The Foreign Office is rejecting claims by an American news website that Pakistan secretly sold arms to Ukraine in return for US support in getting the recent IMF bailout approved. The Intercept had also made a softer version of the same claims earlier, in a report on the Imran Khan cypher saga that appeared to reproduce verbatim the claims made by the imprisoned PTI chief. This new report also ties to the PTI’s rubbished claims that the no-confidence vote had anything to do with Imran’s Russia policy or US interference.

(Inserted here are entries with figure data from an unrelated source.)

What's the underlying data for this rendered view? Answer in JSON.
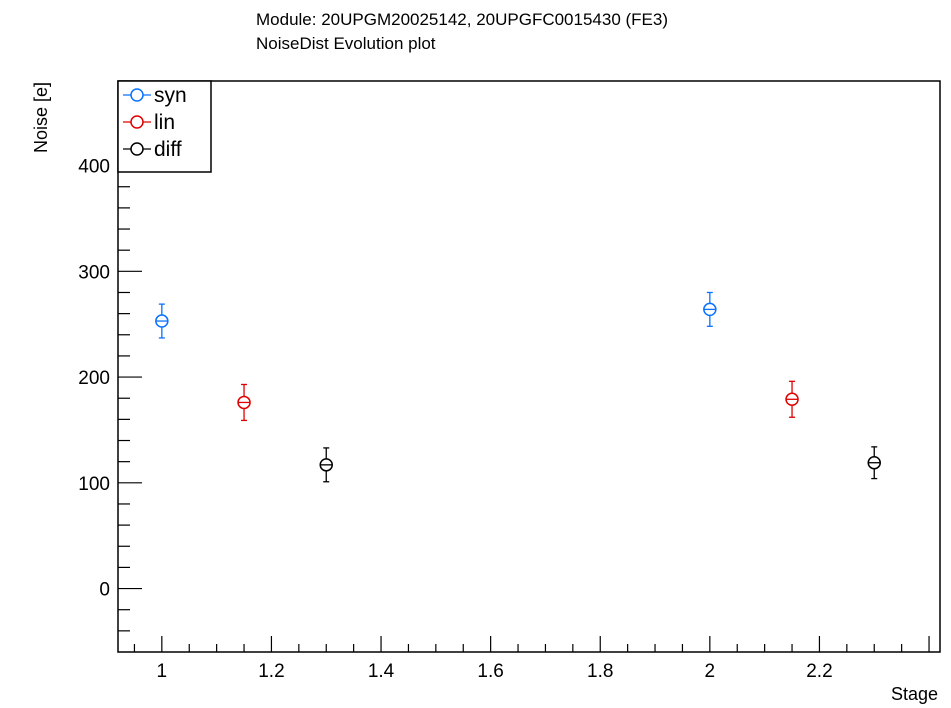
{
  "chart_data": {
    "type": "scatter",
    "title": "Module: 20UPGM20025142, 20UPGFC0015430 (FE3)",
    "subtitle": "NoiseDist Evolution plot",
    "xlabel": "Stage",
    "ylabel": "Noise [e]",
    "xlim": [
      0.92,
      2.42
    ],
    "ylim": [
      -60,
      480
    ],
    "x_ticks": [
      1,
      1.2,
      1.4,
      1.6,
      1.8,
      2,
      2.2
    ],
    "x_tick_labels": [
      "1",
      "1.2",
      "1.4",
      "1.6",
      "1.8",
      "2",
      "2.2"
    ],
    "y_ticks": [
      0,
      100,
      200,
      300,
      400
    ],
    "y_tick_labels": [
      "0",
      "100",
      "200",
      "300",
      "400"
    ],
    "grid": false,
    "legend_position": "top-left",
    "series": [
      {
        "name": "syn",
        "color": "#0a72ff",
        "points": [
          {
            "x": 1.0,
            "y": 253,
            "err": 16
          },
          {
            "x": 2.0,
            "y": 264,
            "err": 16
          }
        ]
      },
      {
        "name": "lin",
        "color": "#e00000",
        "points": [
          {
            "x": 1.15,
            "y": 176,
            "err": 17
          },
          {
            "x": 2.15,
            "y": 179,
            "err": 17
          }
        ]
      },
      {
        "name": "diff",
        "color": "#000000",
        "points": [
          {
            "x": 1.3,
            "y": 117,
            "err": 16
          },
          {
            "x": 2.3,
            "y": 119,
            "err": 15
          }
        ]
      }
    ]
  }
}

It is also worth noting that even the ‘smoking gun’ in the report is that Pakistan may have legally sold weapons to a US-based and American-owned arms dealer. That dealer is among the Ukrainian military’s weapons suppliers, and it is feasible that they may have sold Pakistani weapons to Ukraine. This transaction would also be legal under US law, but may conflict with Pakistan’s neutrality policy on the war. But while this may qualify as an illegal secondary sale, it could easily be circumvented by rerouting supplies between different buyers — for example, by sending Pakistani ammunition to a country that Pakistan allows arms exports to, and sending other ammunition originally destined for that country to Ukraine. Another legal workaround comes at the state level, where countries may export their own ‘excess stocks’ without informing the original suppliers unless an explicit agreement is in place — such as the ones we have regarding F-16s.
All of the Pakistan watchers quoted in the report found it hard to believe that arms movement could be a precondition for the IMF deal, and Ukrainian officials have consistently denied receiving arms from Pakistan, with some actually noting how helpful it would be if this were not the case. Even the report contradicts its own claims by noting that the IMF issues public accounting of its reviews, which would be problematic, to say the least, if they had to detail a covert arms export operation in those documents.
Published in The Express Tribune, September 20th, 2023.